Senator Jon Tester of Montana, who attended our reception, has written two amendments for S 510 to address small farm and facility issues. We thank Senator Tester for his efforts to improve the bill. However, S 510 would still create serious unintended consequences for farmers and consumers, and this bill should be opposed.
S-510 will have the unintended destructive consequence of eliminating small farms and consumer access to local food. The main threats to food safety - by the government's own admission - are centralized production, centralized processing and long distance transportation. S-510 will increase these risks by further consolidating agriculture into fewer, larger industrial farms through enormous regulatory burdens that small farms cannot endure. Small farms and farmers markets are an important economic engine, environmental safeguard and national security asset. There is not a history of foodborne illness from farmers' markets or small farms.
a) The FDA already has jurisdiction over live food animals, but S510 expands the FDA's powers and authority. In addition to adding new regulations, agents could go on to farms, where less than one half of one percent of foodborne illnesses originate, without needing credible evidence that a problem exists, only "reason to believe" in order to quarantine or shut down a farm. S-510 strikes the words "credible evidence" and inserts "reason to believe." "Reason to believe" is inserted into the code 14 times with this bill. This is unscientific and lets them use subjective criteria for taking legal action.
b) TITLE II Sec. 208: strikes ''presents a threat of serious adverse health consequences or death to humans or animals'' and inserts ''is adulterated or misbranded'' meaning that if an agent "believed" that raw milk, for instance, to be an adulterated food, the agent could shut down a farm that provides raw milk to consumers. The farmer would have no legal recourse from such action.

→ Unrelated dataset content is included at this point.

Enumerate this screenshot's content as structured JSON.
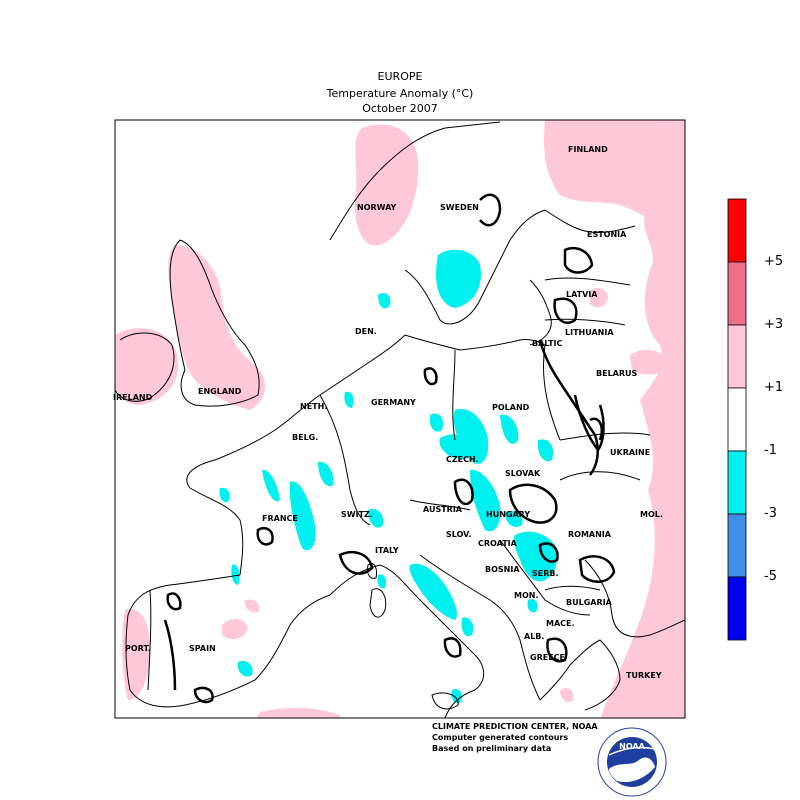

a) The U.S. has already implemented several disastrous international standards, including "Hazard Analysis & Critical Control Points" (HACCP) and "The Leafy Green Marketing Order."
i) HACCP has not increased food safety, but has resulted in the closure of slaughterhouses that could not afford it and that serviced small farmers in direct trade, thus increasing farmers' costs for travel to distant abattoirs and decreasing their ability to stay in business. S510 will allow plans like HACCP - a 50-page book of rules - to be required on farms.

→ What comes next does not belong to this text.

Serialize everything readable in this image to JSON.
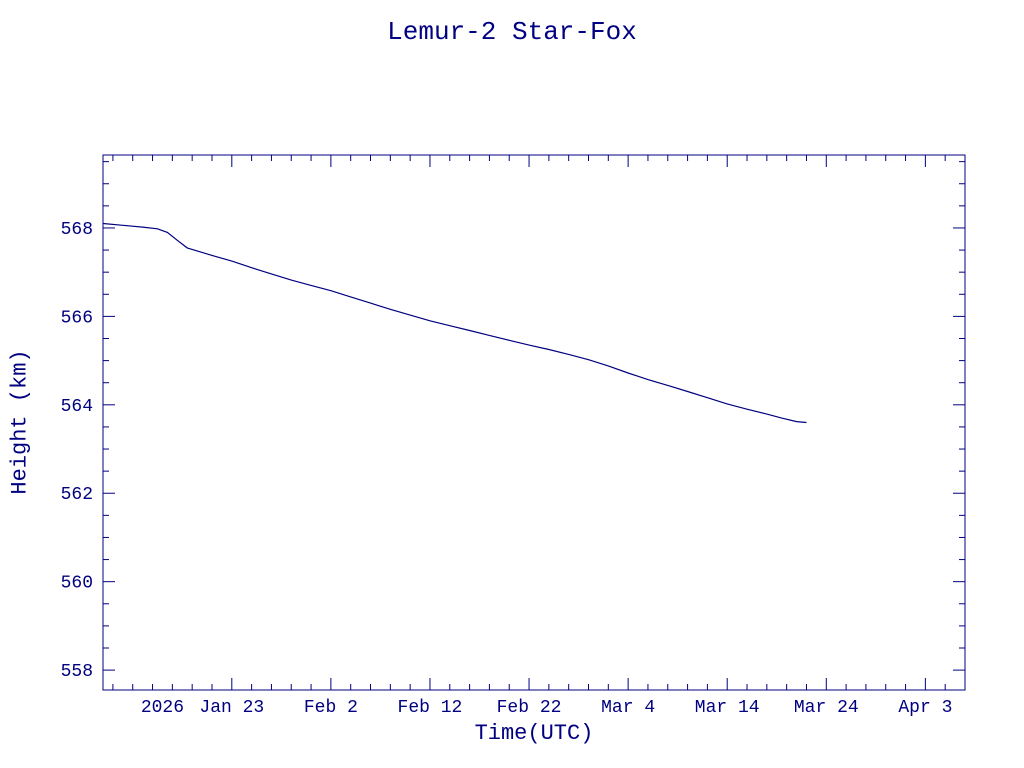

ii) The International Plant Protection Convention's (IPPC's) "Pest Free" standard, known as "The Leafy Green Marketing Order" was written by industrial distributors (WalMart, Disney and McDonalds) and has resulted in no increase in food safety but has caused gross financial burdens on small farms. E.g., in the Growers' Compliance Costs for the Leafy Greens Marketing Agreement (LGMA) and Other Food Safety Programs survey conducted in 2008 and 2009 by the University of California, one of their many findings stated, "Growers reported their seasonal food safety costs more than doubled after the implementation of the LGMA, increasing from a mean of $24.04 per acre in 2006 to $54.63 per acre in 2007."